Читаем «Крушение кумиров», или Одоление соблазнов полностью

Герой оказывается между двух сил — Единым Государством во главе с Благодетелем и готовящими восстание, предводительница которого I-330 влюбляет его в себя, спит с ним, чтобы космический корабль, который он строит, стал оружием восставших. Он влюблен в нее до самой сердцевины своего существа, ради любимой отказывается от любящей его женщины (О-90). Она же легко сходится с разными нужными ей людьми, включая хранителей. Вот он видит ее первый раз: «Направо от меня — она, тонкая, резкая, упрямо — гибкая, как хлыст, I-330 (вижу теперь ее нумер); налево — О, совсем другая, вся из окружностей, с детской складочкой на руке, и с краю нашей четверки — неизвестный мне мужской нумер — какой‑то дважды изогнутый вроде буквы S». А чуть позже, понимает, кто этот дважды изогнутый: «Да, кстати, теперь вспомнил: этот вчерашний, дважды изогнутый, как S, — кажется, мне случалось видать его выходящим из Бюро Хранителей.
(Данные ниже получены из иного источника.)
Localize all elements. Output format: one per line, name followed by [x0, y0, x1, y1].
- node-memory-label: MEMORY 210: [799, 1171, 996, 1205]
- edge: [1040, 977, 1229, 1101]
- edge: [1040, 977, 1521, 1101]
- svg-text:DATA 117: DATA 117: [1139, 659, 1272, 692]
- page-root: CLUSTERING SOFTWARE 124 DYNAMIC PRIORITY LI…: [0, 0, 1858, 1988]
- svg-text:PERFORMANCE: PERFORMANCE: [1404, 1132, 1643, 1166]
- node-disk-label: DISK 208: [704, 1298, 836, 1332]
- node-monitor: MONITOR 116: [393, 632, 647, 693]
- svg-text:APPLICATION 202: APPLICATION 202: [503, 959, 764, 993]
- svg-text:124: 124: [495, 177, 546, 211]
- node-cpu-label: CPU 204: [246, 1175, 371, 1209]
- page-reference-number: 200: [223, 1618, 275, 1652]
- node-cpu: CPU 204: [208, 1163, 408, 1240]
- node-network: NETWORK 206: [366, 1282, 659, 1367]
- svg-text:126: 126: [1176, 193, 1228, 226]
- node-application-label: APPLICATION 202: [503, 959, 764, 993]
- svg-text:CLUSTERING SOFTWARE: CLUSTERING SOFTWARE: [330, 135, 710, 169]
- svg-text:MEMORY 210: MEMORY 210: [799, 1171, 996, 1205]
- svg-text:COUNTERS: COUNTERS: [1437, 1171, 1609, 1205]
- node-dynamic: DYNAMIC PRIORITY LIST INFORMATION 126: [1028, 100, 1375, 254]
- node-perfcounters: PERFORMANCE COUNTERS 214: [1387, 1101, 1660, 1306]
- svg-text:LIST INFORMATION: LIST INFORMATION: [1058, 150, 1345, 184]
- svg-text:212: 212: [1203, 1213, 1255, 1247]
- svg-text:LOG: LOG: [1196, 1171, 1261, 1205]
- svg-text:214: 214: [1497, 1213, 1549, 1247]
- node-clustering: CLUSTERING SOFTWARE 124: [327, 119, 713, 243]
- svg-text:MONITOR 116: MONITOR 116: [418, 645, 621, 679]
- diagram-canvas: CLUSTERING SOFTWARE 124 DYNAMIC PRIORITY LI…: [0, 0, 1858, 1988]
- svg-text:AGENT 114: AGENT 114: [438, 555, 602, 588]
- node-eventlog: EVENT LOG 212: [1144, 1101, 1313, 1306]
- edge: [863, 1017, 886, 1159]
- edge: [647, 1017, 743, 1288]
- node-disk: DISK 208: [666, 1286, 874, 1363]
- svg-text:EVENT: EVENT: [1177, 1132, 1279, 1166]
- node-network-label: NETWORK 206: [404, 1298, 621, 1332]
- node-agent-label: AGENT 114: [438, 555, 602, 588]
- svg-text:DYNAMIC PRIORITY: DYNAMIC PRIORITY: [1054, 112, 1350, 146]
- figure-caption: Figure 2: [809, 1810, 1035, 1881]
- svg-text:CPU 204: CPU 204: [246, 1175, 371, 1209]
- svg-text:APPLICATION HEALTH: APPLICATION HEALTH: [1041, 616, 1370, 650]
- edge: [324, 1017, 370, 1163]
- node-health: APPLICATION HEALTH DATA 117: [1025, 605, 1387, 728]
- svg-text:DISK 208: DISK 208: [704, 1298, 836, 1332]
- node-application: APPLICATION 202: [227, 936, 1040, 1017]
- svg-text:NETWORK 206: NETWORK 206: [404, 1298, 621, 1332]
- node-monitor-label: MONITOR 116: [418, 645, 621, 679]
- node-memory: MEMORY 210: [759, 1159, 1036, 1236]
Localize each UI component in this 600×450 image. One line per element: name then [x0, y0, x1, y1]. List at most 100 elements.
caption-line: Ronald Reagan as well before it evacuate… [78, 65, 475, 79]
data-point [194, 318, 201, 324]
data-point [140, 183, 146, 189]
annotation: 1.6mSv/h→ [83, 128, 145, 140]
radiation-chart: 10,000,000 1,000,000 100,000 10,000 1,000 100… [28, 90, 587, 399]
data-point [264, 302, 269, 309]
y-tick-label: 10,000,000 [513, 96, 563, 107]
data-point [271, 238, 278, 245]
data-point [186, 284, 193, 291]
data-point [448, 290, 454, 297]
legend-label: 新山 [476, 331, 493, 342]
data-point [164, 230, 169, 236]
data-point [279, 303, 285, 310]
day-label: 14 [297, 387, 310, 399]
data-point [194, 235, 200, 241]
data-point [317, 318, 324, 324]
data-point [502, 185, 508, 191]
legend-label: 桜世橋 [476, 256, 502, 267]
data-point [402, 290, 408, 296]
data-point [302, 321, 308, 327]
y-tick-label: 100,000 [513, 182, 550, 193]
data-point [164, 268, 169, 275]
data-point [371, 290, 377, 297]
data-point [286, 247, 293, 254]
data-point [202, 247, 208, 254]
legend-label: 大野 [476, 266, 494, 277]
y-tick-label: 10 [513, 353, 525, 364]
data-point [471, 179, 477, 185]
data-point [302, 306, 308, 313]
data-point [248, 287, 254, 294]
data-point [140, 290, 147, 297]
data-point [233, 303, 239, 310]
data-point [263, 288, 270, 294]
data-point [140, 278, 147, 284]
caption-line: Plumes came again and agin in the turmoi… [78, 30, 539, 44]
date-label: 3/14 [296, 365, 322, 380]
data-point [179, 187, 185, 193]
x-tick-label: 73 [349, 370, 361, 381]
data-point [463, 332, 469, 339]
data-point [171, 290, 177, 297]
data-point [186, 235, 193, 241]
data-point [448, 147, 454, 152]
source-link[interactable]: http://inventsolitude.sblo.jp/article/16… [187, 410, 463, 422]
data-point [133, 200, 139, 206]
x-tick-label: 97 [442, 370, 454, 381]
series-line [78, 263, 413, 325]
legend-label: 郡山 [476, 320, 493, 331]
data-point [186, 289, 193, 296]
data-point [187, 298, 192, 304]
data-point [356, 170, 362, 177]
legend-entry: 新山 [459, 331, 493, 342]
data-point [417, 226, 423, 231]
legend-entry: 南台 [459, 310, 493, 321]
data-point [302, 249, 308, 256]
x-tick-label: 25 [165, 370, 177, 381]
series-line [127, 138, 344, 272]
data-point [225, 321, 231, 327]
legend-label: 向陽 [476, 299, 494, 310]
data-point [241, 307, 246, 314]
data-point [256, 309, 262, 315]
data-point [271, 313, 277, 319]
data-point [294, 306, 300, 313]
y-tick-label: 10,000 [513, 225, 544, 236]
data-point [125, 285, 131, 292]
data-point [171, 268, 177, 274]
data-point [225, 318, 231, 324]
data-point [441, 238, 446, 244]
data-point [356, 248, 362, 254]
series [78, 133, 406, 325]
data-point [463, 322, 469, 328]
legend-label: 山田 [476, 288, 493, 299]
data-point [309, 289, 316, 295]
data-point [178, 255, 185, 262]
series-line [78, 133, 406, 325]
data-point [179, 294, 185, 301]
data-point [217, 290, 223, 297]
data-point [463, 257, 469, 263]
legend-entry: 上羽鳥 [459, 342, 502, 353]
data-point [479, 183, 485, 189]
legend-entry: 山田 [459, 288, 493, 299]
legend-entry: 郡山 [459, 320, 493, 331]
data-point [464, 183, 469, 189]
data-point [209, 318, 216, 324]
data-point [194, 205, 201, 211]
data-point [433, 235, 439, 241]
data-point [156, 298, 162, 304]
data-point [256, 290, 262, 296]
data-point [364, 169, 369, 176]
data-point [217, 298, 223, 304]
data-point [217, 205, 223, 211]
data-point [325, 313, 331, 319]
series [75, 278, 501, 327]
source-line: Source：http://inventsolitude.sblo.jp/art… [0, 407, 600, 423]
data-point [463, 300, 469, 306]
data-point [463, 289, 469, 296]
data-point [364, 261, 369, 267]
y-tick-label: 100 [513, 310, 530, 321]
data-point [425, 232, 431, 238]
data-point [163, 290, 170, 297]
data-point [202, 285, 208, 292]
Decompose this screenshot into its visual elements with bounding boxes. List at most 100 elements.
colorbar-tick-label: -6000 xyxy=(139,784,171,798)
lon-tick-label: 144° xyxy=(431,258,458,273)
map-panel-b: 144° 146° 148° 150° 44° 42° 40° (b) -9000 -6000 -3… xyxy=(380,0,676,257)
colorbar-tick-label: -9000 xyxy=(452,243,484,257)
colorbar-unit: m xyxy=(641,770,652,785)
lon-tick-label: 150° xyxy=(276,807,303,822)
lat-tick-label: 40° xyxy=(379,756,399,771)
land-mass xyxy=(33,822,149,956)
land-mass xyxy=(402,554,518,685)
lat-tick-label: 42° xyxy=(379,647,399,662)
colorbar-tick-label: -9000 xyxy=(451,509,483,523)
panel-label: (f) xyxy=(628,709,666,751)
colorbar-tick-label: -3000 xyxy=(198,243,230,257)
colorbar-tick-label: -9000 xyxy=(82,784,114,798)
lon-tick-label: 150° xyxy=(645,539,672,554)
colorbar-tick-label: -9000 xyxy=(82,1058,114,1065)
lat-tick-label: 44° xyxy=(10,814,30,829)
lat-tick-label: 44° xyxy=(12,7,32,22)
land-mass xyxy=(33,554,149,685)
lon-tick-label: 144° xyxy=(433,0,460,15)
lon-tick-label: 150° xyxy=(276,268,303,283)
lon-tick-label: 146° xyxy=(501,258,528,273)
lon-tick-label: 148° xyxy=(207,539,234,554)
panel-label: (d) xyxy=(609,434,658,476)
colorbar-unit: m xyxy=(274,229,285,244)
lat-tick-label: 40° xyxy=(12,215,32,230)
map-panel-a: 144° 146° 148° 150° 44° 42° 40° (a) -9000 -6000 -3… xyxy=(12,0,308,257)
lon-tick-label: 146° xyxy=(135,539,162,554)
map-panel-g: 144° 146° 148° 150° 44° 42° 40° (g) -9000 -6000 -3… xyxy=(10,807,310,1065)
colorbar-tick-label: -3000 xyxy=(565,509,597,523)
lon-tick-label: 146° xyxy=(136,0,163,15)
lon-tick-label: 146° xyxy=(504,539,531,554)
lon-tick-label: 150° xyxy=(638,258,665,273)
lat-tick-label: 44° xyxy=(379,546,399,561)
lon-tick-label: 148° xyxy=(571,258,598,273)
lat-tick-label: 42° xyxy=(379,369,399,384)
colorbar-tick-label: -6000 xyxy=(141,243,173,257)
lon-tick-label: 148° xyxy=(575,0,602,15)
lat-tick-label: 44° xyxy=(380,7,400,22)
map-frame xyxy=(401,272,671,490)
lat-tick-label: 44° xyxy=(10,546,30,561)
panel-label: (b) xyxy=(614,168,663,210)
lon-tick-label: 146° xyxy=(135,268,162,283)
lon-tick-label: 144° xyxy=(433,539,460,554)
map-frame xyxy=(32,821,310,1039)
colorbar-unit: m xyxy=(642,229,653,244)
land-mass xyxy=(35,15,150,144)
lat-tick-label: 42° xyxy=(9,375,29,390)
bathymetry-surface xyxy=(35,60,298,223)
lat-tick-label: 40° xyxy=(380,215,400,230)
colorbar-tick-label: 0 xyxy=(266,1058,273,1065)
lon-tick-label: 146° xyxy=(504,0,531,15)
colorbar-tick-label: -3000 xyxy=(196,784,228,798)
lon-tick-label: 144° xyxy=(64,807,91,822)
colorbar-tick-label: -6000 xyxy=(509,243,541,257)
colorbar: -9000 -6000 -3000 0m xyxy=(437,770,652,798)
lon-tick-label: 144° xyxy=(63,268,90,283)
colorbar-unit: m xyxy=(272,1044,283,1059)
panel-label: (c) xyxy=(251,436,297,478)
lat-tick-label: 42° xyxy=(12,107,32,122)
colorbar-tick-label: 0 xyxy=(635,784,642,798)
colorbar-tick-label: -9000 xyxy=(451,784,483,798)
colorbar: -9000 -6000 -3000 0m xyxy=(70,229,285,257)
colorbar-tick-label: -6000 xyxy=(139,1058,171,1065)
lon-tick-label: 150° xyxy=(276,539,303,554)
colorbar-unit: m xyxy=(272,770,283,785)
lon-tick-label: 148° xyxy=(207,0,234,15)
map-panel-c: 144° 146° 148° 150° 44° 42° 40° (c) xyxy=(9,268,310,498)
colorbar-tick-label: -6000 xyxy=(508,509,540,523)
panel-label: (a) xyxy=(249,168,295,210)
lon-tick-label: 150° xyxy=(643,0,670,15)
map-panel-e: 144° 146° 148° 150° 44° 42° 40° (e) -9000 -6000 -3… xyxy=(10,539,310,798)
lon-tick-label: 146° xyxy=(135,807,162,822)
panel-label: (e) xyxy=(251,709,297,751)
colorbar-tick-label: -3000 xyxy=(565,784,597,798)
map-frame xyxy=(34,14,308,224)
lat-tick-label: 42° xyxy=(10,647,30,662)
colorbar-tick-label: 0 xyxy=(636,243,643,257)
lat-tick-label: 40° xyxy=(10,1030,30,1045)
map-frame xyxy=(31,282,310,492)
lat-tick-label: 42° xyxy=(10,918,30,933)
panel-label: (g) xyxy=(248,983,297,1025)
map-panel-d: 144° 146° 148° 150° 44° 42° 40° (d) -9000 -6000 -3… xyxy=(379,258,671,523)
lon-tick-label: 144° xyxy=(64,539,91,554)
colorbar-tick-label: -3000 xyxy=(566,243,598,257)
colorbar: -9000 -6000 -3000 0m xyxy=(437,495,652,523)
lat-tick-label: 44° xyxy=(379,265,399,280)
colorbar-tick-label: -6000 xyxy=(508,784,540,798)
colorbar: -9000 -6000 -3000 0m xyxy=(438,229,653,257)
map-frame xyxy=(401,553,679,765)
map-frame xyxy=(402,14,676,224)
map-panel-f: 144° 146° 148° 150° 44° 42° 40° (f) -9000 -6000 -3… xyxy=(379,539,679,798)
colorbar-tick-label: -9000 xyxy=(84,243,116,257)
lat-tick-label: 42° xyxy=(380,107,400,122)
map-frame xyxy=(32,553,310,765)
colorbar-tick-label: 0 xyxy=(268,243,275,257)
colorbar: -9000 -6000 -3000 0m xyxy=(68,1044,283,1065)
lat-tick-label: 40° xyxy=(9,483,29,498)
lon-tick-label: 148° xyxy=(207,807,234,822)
Теперь понимаю, отчего у меня было это инстинктивное чувство почтения к нему и какая‑то неловкость, когда эта странная I при нем… Должен сознаться, что эта I.» Более того, он понимает, но как бы запрещает себе понимать о ее связях с доктором, с Хранителем, но все же мысли прорываются: «Она смеялась. Но мне ясно был виден ее нижний скорбный треугольник: две глубоких складки от углов рта к носу. И почему‑то от этих складок мне стало ясно: тот, двоякоизогнутый, сутулый и крылоухий — обнимал ее — такую… Он.» И последний раз, когда он думает, что все между ними кончено, ведь она скрывается, она вдруг является к нему и снова соблазняет героя, буквально кладет Д-503 на себя. Зачем? А затем, чтобы выяснить, что ему говорил Благодетель. Он рассказывает ей все, ничего не рассказав Благодетелю. Это и есть его реальное поражение. Но и она не односложна, она спасает О-90, беременную от героя. За этот проступок О подлежала быть уничтоженной Машиной Благодетеля, но I-330 переправляет О-90 за Зеленую Стену, окружающую Единое Государство, где она может спокойно родить. В мужестве I-330 Замятин тоже не отказывает, она переносит пытку, никого не выдав.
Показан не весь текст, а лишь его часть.